陈炎平说道:“开刻之日奉上一万两资银,以后每月千两相送。只不过要一年一套新版。切记,此事严密,不可与外人知之。”
于洋说道:“学生决不也让外人所知!银票之密我也是知道的。”
“哦?”陈炎平问道:“于大家以前刻过?”
于洋说道:“源丰票号曾找人刻板,一次便刻一百板,有契约在先不许做记施号。但他只选其中之十轮换着用。至于他用的是谁的,已经无从知晓了,到现在也认不得哪一版是我自己刻的了,只是……只是他们没六爷这么大方。只是一次给了白银一千两而已。”

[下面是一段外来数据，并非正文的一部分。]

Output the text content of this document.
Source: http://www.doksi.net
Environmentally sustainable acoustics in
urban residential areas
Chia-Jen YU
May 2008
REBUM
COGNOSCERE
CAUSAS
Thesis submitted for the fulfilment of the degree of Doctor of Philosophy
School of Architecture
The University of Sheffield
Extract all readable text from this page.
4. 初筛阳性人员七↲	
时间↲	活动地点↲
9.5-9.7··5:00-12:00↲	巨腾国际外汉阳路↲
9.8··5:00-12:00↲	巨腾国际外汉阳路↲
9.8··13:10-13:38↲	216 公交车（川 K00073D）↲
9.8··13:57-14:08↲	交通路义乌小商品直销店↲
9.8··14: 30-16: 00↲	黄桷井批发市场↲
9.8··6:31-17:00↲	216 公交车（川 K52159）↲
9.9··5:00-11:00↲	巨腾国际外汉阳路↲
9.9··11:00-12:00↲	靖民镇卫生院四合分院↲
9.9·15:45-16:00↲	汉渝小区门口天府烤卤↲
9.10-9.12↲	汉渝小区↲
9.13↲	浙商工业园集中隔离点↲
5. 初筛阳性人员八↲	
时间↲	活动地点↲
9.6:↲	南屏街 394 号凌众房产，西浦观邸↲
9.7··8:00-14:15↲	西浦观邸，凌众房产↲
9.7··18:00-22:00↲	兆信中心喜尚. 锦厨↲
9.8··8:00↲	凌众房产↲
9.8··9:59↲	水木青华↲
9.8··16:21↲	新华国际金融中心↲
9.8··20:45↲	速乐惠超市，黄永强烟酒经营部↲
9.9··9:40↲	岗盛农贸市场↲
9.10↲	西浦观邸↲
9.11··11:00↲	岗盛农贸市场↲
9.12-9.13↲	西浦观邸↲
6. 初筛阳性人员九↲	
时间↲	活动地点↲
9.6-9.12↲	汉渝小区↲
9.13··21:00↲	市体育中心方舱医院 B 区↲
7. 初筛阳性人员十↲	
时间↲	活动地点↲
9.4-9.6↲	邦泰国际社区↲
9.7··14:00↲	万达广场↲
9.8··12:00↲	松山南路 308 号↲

陈炎平笑道:“源丰票号之刻印样板之事,爷我绝不会开口问于大家,让于大家为难的。爷我只想告诉于大家,只要票号开一天,这银子,您就多拿一天。票号要是完了,您也就完了。明白爷我的意思吗?”
于洋说道:“规矩学生自然是懂得的。六爷什么要呢?”
陈炎平说道:“只要于大家答应了就好。爷我从洛阳回来以后便会开始处理票号之事。”
于洋想了想说道:“到时还望六爷提前告知。学生也好与家人说外出坊记友几天,好方便为六爷刻板。”
陈炎平笑道:“不必如此,别人刻板要封门锁院,爷我没那样的规矩,既然相信了于大家您,做这些事有些没必要,您早出晚归即可。”
陈炎平向后堂唤道:“梅儿。”
赵应梅从后堂走了出来,陈炎平手一伸,赵应梅会意过来,拿出了早准备好的五千两银票。